The driver, Cory Gloe, ended up pleading guilty to 17 charges — including five counts of manslaughter — in return for 6 months in jail. The other driver, Tristan Reichle, was one of the dead. Both drivers were 17. 

Maureen McCormick prosecuted Gloe. She remembers the 2014 crash well.

"It was so heartbreaking," said McCormick, chief of the vehicular crimes bureau at the Nassau district attorney's office. "The youngest victim was just 14. Such an absolute tragedy."

Hundreds of deaths nationwide are tied to street racing every year, statistics show. For 2018, the death toll was nearly 400, according to the U.S. Motorsports Association.

Young drivers race up and down the streets on Long Island. They might be less tempted if they had a sanctioned track where they could compete, according to the white paper put out by the association.

A new track could save lives and prevent injuries by training and educating teens about responsible driving, the white paper said. They would practice avoiding crashes and learn how to control their cars better. 

"If we had a place for these kids to go, they wouldn't be out there in the streets racing," said Dennis Quitoni, 76, of West Hempstead, who has been drag racing for more than 50 years. "If we don't teach them the right way then they'll go the wrong way."

Since 2014, Nassau and Suffolk police together have issued 92 citations for drag racing, made 25 arrests and seized 22 vehicles, according to data from the two departments.

Suffolk's figures have been steadily declining for the past five years, said Dep. Insp. David Regina, commanding officer of the Highway Patrol Bureau.

Regina isn't sure why. Maybe it's because stricter enforcement is paying dividends. Maybe it's because drivers are getting better at hiding their races.

"They may just be getting smarter," Regina said. "With social media they can set up a race, drop in and out and be gone in a minute. … We can't be everywhere at once."

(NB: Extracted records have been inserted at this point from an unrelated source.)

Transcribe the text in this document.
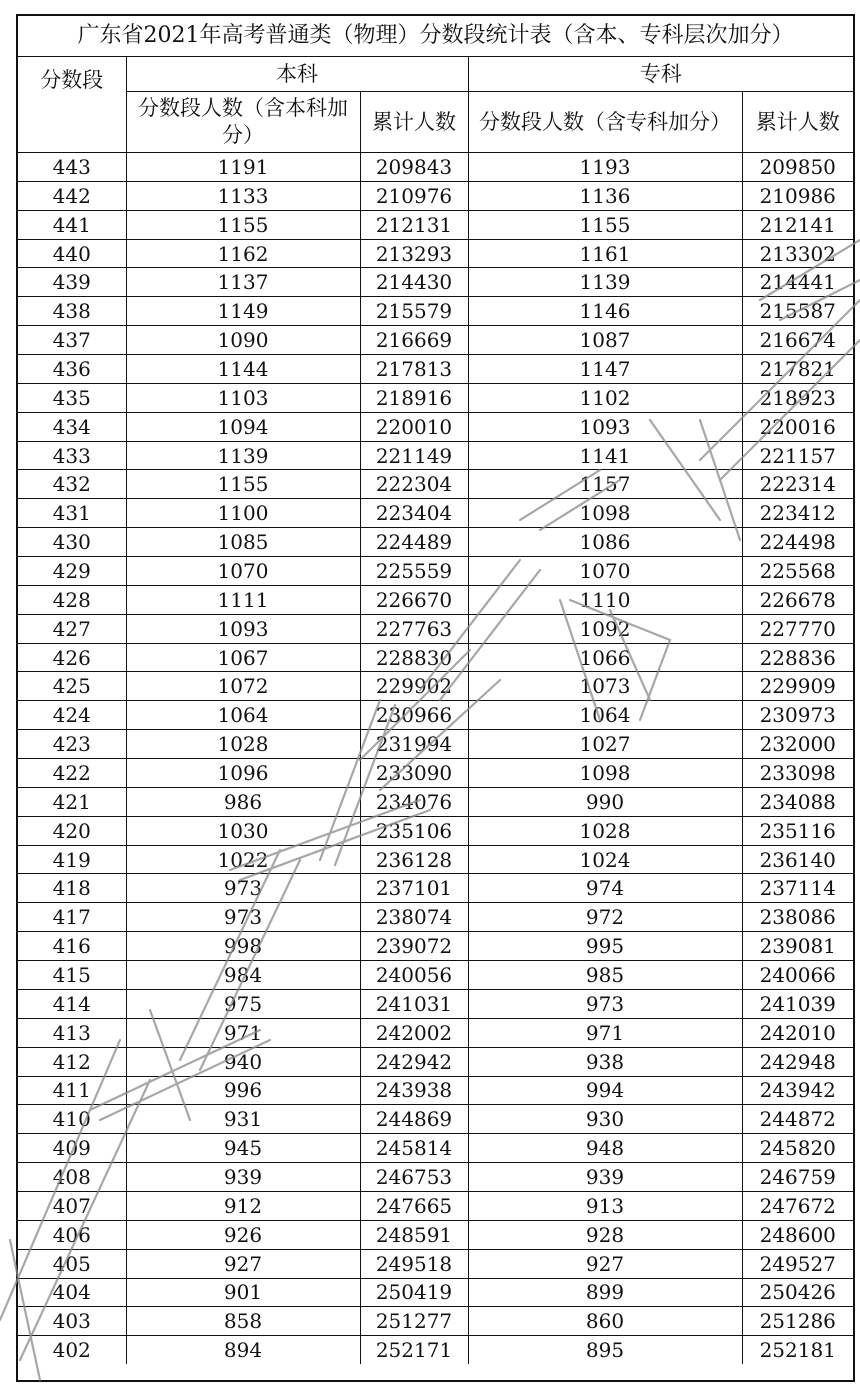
广东省2021年高考普通类（物理）分数段统计表（含本、专科层次加分）
分数段	本科		专科	
	分数段人数（含本科加分）	累计人数	分数段人数（含专科加分）	累计人数
443	1191	209843	1193	209850
442	1133	210976	1136	210986
441	1155	212131	1155	212141
440	1162	213293	1161	213302
439	1137	214430	1139	214441
438	1149	215579	1146	215587
437	1090	216669	1087	216674
436	1144	217813	1147	217821
435	1103	218916	1102	218923
434	1094	220010	1093	220016
433	1139	221149	1141	221157
432	1155	222304	1157	222314
431	1100	223404	1098	223412
430	1085	224489	1086	224498
429	1070	225559	1070	225568
428	1111	226670	1110	226678
427	1093	227763	1092	227770
426	1067	228830	1066	228836
425	1072	229902	1073	229909
424	1064	230966	1064	230973
423	1028	231994	1027	232000
422	1096	233090	1098	233098
421	986	234076	990	234088
420	1030	235106	1028	235116
419	1022	236128	1024	236140
418	973	237101	974	237114
417	973	238074	972	238086
416	998	239072	995	239081
415	984	240056	985	240066
414	975	241031	973	241039
413	971	242002	971	242010
412	940	242942	938	242948
411	996	243938	994	243942
410	931	244869	930	244872
409	945	245814	948	245820
408	939	246753	939	246759
407	912	247665	913	247672
406	926	248591	928	248600
405	927	249518	927	249527
404	901	250419	899	250426
403	858	251277	860	251286
402	894	252171	895	252181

An auto safety expert is skeptical that a drag strip would cut down on illegal drag racing. 

"I have a feeling that some street racers like the spontaneity of their 'sport,' " said Robert Sinclair Jr., AAA Northeast spokesman. "Drag strips have schedules. Back roads do not."

Still, Regina thinks a sanctioned track would be worth the investment if even one life were saved. 

"We are for anything that has a chance to improve public safety," he said. "Any time you travel at these kinds of speed you put your life, and everyone else's life, in danger."